Ну, а Шаблыгин совсем развинтился — галдел, капризничал, такой строптивый! Он вдруг вскакивал со своего ложа, шаркал и шлепал ногами по нашему угольному ковру, подымал облако летучей пыли, не обращая внимания на то, что Цветаев прямо-таки заходится от кашля.
Через неделю нас снова подкормили и снова огорчили. Вчера удалось поймать по радио сводку Совинформбюро — «ниц новего». Об активных действиях на этом участке фронта не упоминается.
Нестерпимо стало смотреть на свет, казалось, он проникал даже в кости. Острый блеск антрацита так резал глаза, словно их запорошило осколками, крошками угля.
С каждым посещением шахтеров увеличивалась сила света в их лампах. Слабый язычок пламени обретал для наших глаз мощность прожектора.
Мы узнали, что концлагерь перевели из городка куда-то на запад. Было горько за товарищей по неволе и в то же время радостно — горит под ногами фашистов силезская земля!
Шаблыгин уже не раз грозился уйти из забоя, снова сдаться в плен. Или начинал заговариваться — утверждал, что слышит чужие речи у себя в голове, что у него в горле торчит кусок антрацита, и тому подобное.

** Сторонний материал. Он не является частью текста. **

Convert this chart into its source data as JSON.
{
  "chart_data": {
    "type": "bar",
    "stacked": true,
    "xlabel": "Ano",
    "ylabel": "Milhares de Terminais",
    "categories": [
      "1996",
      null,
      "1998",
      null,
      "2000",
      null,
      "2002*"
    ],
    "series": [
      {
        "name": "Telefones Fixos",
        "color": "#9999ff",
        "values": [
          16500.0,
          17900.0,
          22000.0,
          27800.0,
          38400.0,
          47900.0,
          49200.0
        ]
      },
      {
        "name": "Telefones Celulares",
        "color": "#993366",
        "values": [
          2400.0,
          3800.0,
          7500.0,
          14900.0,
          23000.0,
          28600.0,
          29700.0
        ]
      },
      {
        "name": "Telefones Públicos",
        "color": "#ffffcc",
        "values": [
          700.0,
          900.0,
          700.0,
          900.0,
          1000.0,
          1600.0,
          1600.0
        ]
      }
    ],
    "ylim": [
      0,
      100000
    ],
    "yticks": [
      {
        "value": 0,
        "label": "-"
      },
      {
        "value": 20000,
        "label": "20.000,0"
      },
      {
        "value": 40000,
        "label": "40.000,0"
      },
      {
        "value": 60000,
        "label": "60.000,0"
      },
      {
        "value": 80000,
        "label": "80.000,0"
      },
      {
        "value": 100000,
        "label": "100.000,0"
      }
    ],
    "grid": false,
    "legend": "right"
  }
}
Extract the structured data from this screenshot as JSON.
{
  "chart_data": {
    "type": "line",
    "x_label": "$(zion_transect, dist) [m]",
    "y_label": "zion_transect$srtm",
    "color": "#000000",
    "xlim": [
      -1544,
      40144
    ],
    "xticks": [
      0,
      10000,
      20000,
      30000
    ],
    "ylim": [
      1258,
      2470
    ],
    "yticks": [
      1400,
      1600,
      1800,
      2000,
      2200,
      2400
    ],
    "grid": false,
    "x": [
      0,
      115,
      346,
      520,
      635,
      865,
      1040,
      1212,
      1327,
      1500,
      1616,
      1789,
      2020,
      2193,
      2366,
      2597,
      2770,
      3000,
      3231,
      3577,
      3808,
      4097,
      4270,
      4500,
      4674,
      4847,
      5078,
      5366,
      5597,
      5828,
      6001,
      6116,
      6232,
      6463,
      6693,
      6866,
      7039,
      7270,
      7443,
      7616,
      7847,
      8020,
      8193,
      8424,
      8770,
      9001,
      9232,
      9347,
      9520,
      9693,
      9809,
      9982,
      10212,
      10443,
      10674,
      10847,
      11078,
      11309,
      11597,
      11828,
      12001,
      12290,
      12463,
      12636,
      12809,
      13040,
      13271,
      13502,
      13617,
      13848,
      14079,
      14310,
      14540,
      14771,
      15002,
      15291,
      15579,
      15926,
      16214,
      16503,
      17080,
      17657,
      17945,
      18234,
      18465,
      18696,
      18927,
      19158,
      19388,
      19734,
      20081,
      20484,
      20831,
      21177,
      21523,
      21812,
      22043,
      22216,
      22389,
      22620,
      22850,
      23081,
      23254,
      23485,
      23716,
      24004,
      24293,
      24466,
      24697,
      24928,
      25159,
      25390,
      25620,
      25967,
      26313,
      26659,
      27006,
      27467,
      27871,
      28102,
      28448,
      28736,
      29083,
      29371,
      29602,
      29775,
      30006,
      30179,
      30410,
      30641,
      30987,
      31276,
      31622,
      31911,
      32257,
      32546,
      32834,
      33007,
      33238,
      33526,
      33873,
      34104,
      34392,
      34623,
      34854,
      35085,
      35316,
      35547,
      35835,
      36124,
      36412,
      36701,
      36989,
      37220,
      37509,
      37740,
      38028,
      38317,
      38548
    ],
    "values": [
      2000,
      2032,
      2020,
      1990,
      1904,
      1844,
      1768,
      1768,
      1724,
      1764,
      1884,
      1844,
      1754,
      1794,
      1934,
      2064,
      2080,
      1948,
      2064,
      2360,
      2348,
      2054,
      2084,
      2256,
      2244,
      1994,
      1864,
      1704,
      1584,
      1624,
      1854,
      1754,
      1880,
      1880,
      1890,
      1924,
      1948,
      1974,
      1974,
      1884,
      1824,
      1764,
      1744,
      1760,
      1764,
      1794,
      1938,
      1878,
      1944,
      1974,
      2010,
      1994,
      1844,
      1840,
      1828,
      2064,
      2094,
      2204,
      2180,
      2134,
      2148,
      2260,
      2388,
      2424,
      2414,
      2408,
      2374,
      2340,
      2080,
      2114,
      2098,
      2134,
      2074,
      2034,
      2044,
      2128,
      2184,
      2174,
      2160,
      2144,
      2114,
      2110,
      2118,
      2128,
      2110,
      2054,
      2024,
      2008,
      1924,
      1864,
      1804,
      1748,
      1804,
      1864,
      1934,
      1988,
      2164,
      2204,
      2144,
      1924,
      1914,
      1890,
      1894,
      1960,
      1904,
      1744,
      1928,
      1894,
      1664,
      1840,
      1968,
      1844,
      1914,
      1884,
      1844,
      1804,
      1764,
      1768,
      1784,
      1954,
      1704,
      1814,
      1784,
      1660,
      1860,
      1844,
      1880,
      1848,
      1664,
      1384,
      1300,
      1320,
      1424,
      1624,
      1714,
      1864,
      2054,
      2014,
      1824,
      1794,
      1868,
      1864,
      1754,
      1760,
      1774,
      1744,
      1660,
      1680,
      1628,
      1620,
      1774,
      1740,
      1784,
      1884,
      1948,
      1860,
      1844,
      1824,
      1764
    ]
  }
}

Подошло рождество, о чем нам сообщили шахтеры.
Наши зрачки уже не реагировали на свет лампы, поднесенной вплотную. Зрение нам отказывало.
Принесли подарок — флягу с бимбером, то есть самогоном.
Каждый делал умеренный глоток, передавал флягу соседу, и тот брал ее ощупью. Цветаев боялся обжечь горло и со вздохом отказался от своей доли. А Шаблыгин заглотнул столько, что поперхнулся и долго не мог откашляться.
Я лежал в черной духоте и размышлял.
Без сомнения, Тереса сильно встревожена тем, что мы оказались в западне. Собирает провизию, и винит во всем себя, и не находит покоя. Как Тереса провела рождество? Сумела ли выкрутиться из этой истории с гусем или пришлось сделать подношение? Вот если лагерь эвакуировался до рождества — все обошлось само собой.
Может быть, внешность обершарфюрера и не была столь отталкивающей. Может быть, даже у него правильные черты лица. Но он представлялся мне перекормленным, мордастым. Не потому ли, что все лица вокруг были как черепа, обтянутые тонкой черной кожей?